Riscos da computação quântica para a criptografia atual
A computação quântica representa uma ameaça significativa à criptografia tradicional, que atualmente protege desde aplicativos de mensagens até transações bancárias e reservas internacionais. Segundo estudos do Google e órgãos globais de padronização, estima-se que até 2029 essa tecnologia atinja maturidade suficiente para realizar operações em escala industrial, comprometendo protocolos de segurança vigentes. Especialistas destacam que, embora o prazo pareça distante, a transição para a era quântica exige ações preventivas imediatas para evitar a 'colheita de dados' por cibercriminosos, que já exploram vulnerabilidades antes mesmo da tecnologia estar plenamente desenvolvida.

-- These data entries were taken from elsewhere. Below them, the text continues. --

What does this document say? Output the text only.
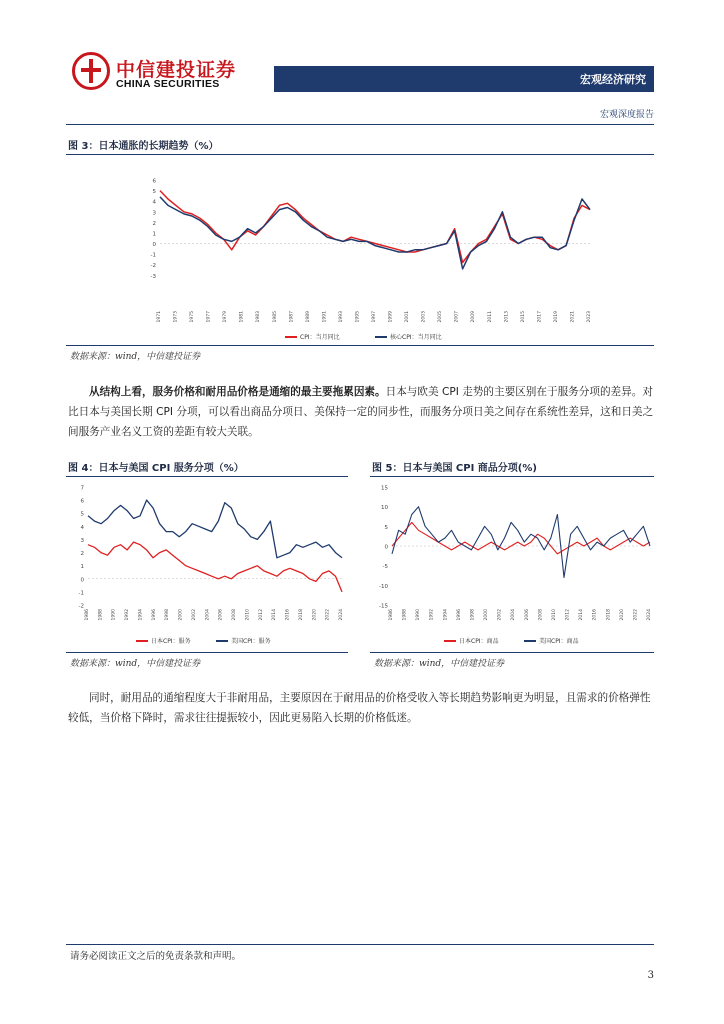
中信建投证券
CHINA SECURITIES	宏观经济研究
宏观深度报告
图 3：日本通胀的长期趋势（%）
6
5
4
3
2
1
0
-1
-2
-3
1971	1973	1975	1977	1979	1981	1983	1985	1987	1989	1991	1993	1995	1997	1999	2001	2003	2005	2007	2009	2011	2013	2015	2017	2019	2021	2023
CPI：当月同比	核心CPI：当月同比
数据来源：wind，中信建投证券

从结构上看，服务价格和耐用品价格是通缩的最主要拖累因素。日本与欧美 CPI 走势的主要区别在于服务分项的差异。对比日本与美国长期 CPI 分项，可以看出商品分项日、美保持一定的同步性，而服务分项日美之间存在系统性差异，这和日美之间服务产业名义工资的差距有较大关联。

图 4：日本与美国 CPI 服务分项（%）
7
6
5
4
3
2
1
0
-1
-2
1986 1988 1990 1992 1994 1996 1998 2000 2002 2004 2006 2008 2010 2012 2014 2016 2018 2020 2022 2024
日本CPI：服务	美国CPI：服务
数据来源：wind，中信建投证券
图 5：日本与美国 CPI 商品分项(%)
15
10
5
0
-5
-10
-15
1986 1988 1990 1992 1994 1996 1998 2000 2002 2004 2006 2008 2010 2012 2014 2016 2018 2020 2022 2024
日本CPI：商品	美国CPI：商品
数据来源：wind，中信建投证券

同时，耐用品的通缩程度大于非耐用品，主要原因在于耐用品的价格受收入等长期趋势影响更为明显，且需求的价格弹性较低，当价格下降时，需求往往提振较小，因此更易陷入长期的价格低迷。

请务必阅读正文之后的免责条款和声明。
3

Estratégias de defesa cibernética na era quântica
O evento 'Defesa Cibernética na Era Quântica: Estratégia, Resiliência e Futuro', realizado pelo CESAR em parceria com o Banco do Brasil, reuniu especialistas para discutir a necessidade de adaptação dos sistemas de segurança. O encontro, realizado em formato híbrido em Brasília, enfatizou a importância da educação e especialização na interface entre física e computação. Painelistas ressaltaram que o Brasil já adota medidas preventivas, mas a transição para a criptografia pós-quântica demanda investimentos em pesquisa, desenvolvimento e capacitação de profissionais para enfrentar os desafios emergentes.